OPD4: How old were you when you believe you had an addiction to opioids? ______

If participant says they are not addicted to opioids, skip to next section.

OPD5: What is the type of opioid that you first became addicted to? [choose only one response]
Pharmaceutical/pills

Street opioids (i.e. heroin non-injected)

Street opioids (i.e. heroin injected)


OPD6: What is the source of opioids that you believe led to your addiction?
Prescription (Go to OPD7)

Family (Go to OPD8)

Friend (Go to OPD8)

On the street (Go to OPD8)

Other ____________ (Go to OPD8)

OPD7: If prescribed: If known, please list in chronological order

Type of provider: (1)_________________ Prescription: (1)_______________
(2)_________________ (2)_______________ (3)_________________ (3)_______________

Reason for Prescription (type of pain/medical condition, cause of injury/illness):
_________________________________________________________________

If participant responded “Yes” to INJ3, ask OPD8, otherwise skip to next section.


OPD8: What is the main reason that you started injecting heroin?

Ease of access

Cost

I like it better

It’s what my friends were using

Other, please specify: ____________________


Subject: Buying Drugs


These next questions are about buying drugs with someone else.


BDR1: In the last 3 months, how often did you pool your money together with other people to buy drugs to inject?

Always

Usually

Sometimes

Rarely

Never (Go to next section)


BDR2: How many different people did you pool money with to buy drugs to inject in the past 3 months?


Subject: Rigs/Syringes


Now I’m going to ask you some questions about your rigs and sharing rigs.


RIG1: In the past 3 months, how many times did you use a syringe before you got rid of it?


RIG2: In the last 3 months when you used a syringe for injecting drugs, what did you do with the syringe when you were done? (Check all that apply)

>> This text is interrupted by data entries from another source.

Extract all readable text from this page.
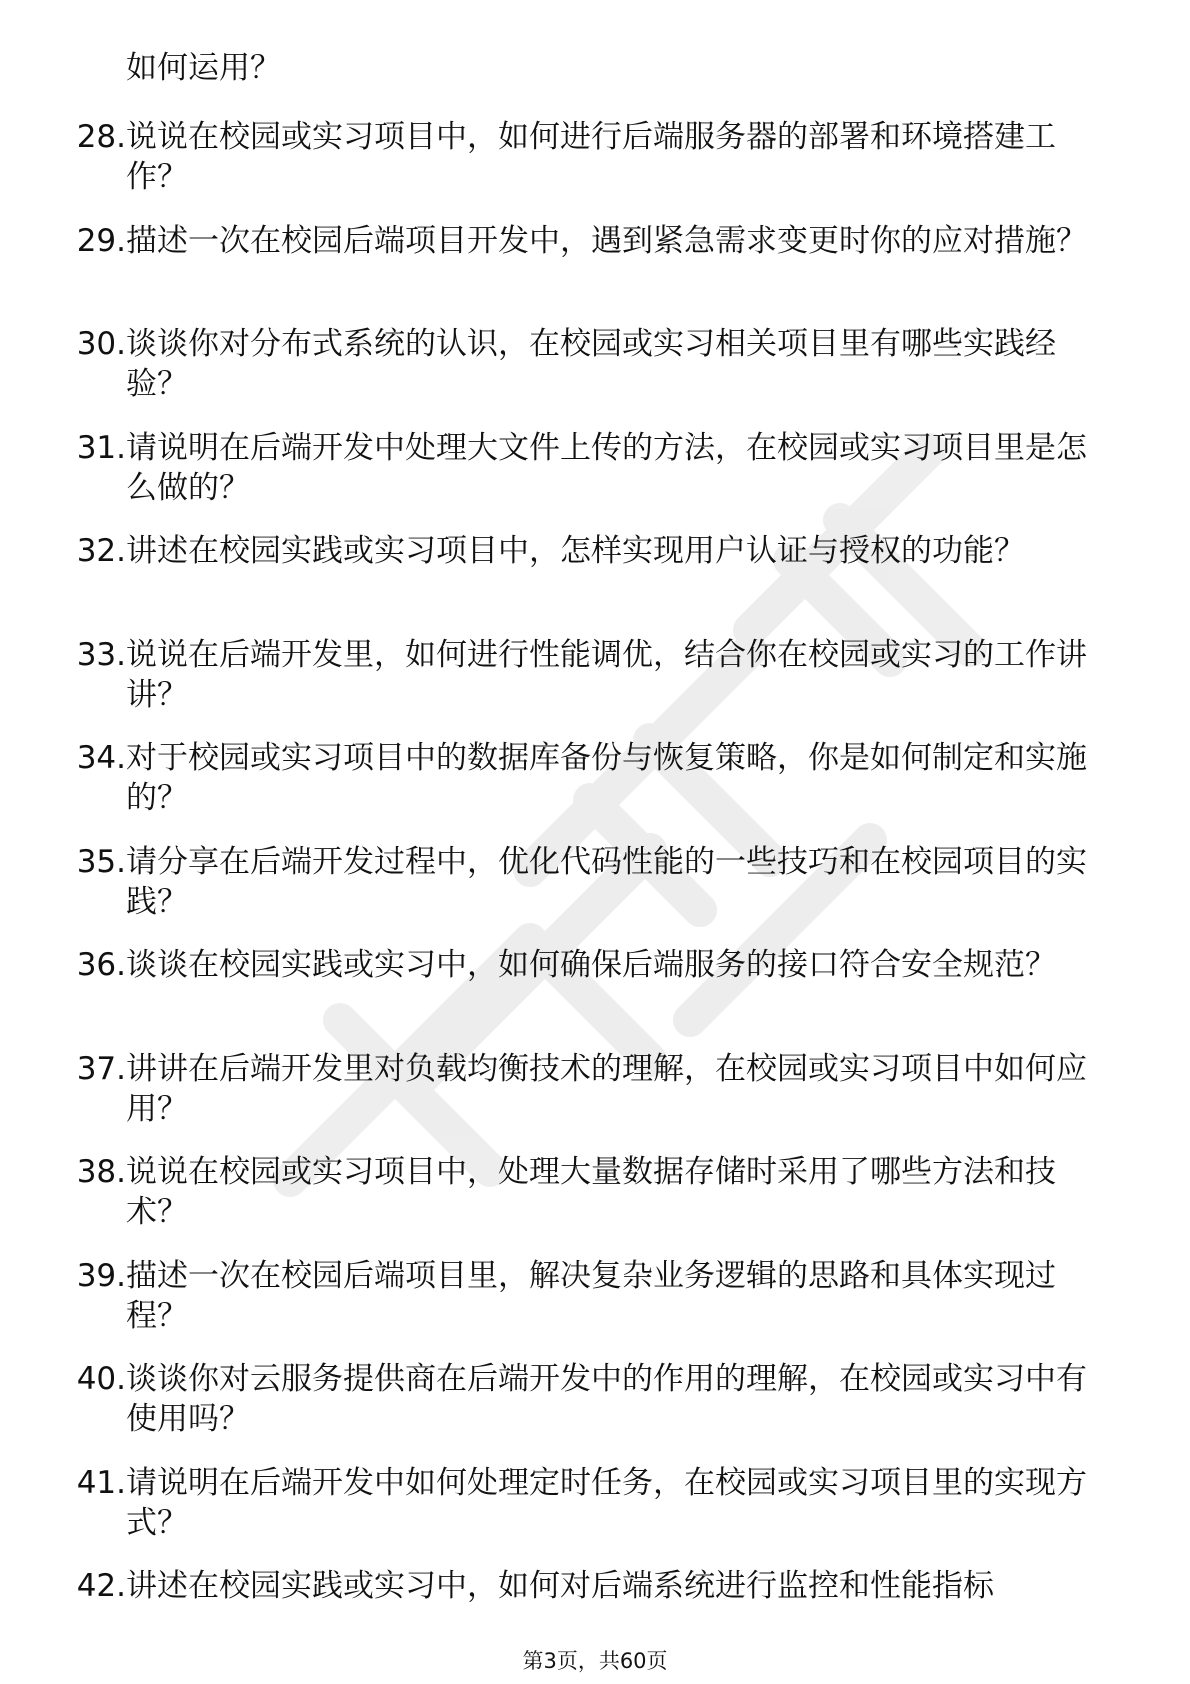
如何运用？
28. 说说在校园或实习项目中，如何进行后端服务器的部署和环境搭建工作？
29. 描述一次在校园后端项目开发中，遇到紧急需求变更时你的应对措施？
30. 谈谈你对分布式系统的认识，在校园或实习相关项目里有哪些实践经验？
31. 请说明在后端开发中处理大文件上传的方法，在校园或实习项目里是怎么做的？
32. 讲述在校园实践或实习项目中，怎样实现用户认证与授权的功能？
33. 说说在后端开发里，如何进行性能调优，结合你在校园或实习的工作讲讲？
34. 对于校园或实习项目中的数据库备份与恢复策略，你是如何制定和实施的？
35. 请分享在后端开发过程中，优化代码性能的一些技巧和在校园项目的实践？
36. 谈谈在校园实践或实习中，如何确保后端服务的接口符合安全规范？
37. 讲讲在后端开发里对负载均衡技术的理解，在校园或实习项目中如何应用？
38. 说说在校园或实习项目中，处理大量数据存储时采用了哪些方法和技术？
39. 描述一次在校园后端项目里，解决复杂业务逻辑的思路和具体实现过程？
40. 谈谈你对云服务提供商在后端开发中的作用的理解，在校园或实习中有使用吗？
41. 请说明在后端开发中如何处理定时任务，在校园或实习项目里的实现方式？
42. 讲述在校园实践或实习中，如何对后端系统进行监控和性能指标
第3页，共60页
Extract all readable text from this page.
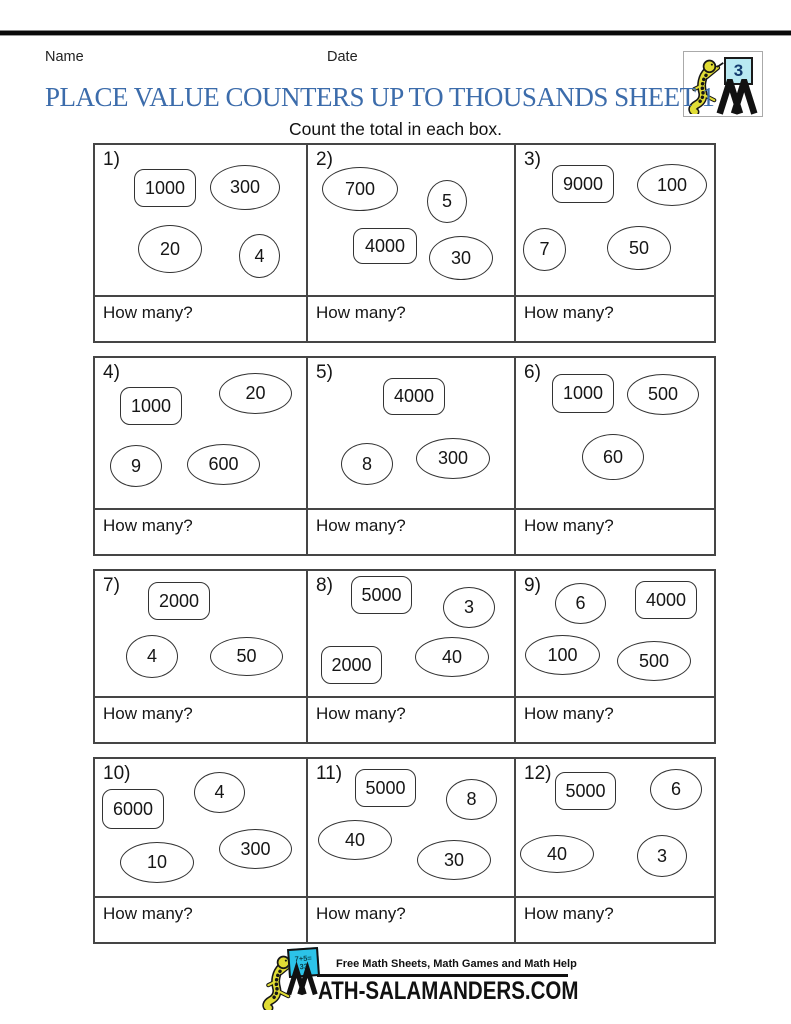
Name	Date
3
PLACE VALUE COUNTERS UP TO THOUSANDS SHEET 1
Count the total in each box.
1)
1000	300
20	4
How many?
2)
700
5
4000
30
How many?
3)
9000	100
7	50
How many?
4)
1000
20
9	600
How many?
5)
4000
8	300
How many?
6)
1000	500
60
How many?
7)
2000
4	50
How many?
8)	5000
3
2000	40
How many?
9)
6	4000
100	500
How many?
10)
6000
4
10
300
How many?
11)
5000
8
40
30
How many?
12)
5000	6
40	3
How many?
7+5=
33	Free Math Sheets, Math Games and Math Help
ATH-SALAMANDERS.COM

Kept it to use on yourself again

Gave it to someone else

Left it where you shot up

Sold/rented it

Threw it away

Returned it to syringe exchange

Returned it to person you borrowed it from

Threw it away in a safe disposal box

Took it to a pharmacy

Took it to a hospital, clinic or health department

Other, please specify: ______________________________


RIG3: Since you started injecting, have you ever let someone use your rig after you used it?

(0) No (Go to RIG4) (1) Yes


RIG4: In the past 3 months, have you let someone use your rig after you used it?

(0) No (Go to RIG5) (1) Yes


RIG4: In the past 3 months, how many different people did you let use your rig after you? [SOURCE: UFO] _____


RIG5: Since you started injecting, have you ever used a rig that someone else used before you? (Including if the syringe was cleaned first)? [SOURCE: UFO] (0) No (Go to next section) (1) Yes


RIG6: In the past 3 months, have you used someone else's rig after they've used it? [SOURCE: UFO]

(0) No (Go to next section) (1) Yes


RIG7: In the last 3 months, how many different people were there whose rigs you used after them? ____________ [SOURCE: UFO]


RIG8: When you injected in the last 3 months with other people, how often did you use a syringe that had been used before by someone else, even if the syringe was cleaned first? [SOURCE: STAHR2]

Never

Less than half the time

About half of the time

More than half the time

Always


RIG9: In the last 3 months, when you injected with a syringe that had been used by somebody else, how often did you clean it with bleach before you used it? [SOURCE: STAHR2]

Never

Less than half the time

About half of the time

More than half the time

Always


Subject: Works


Now I’m going to ask you some questions about works – things like cottons, cookers, and water.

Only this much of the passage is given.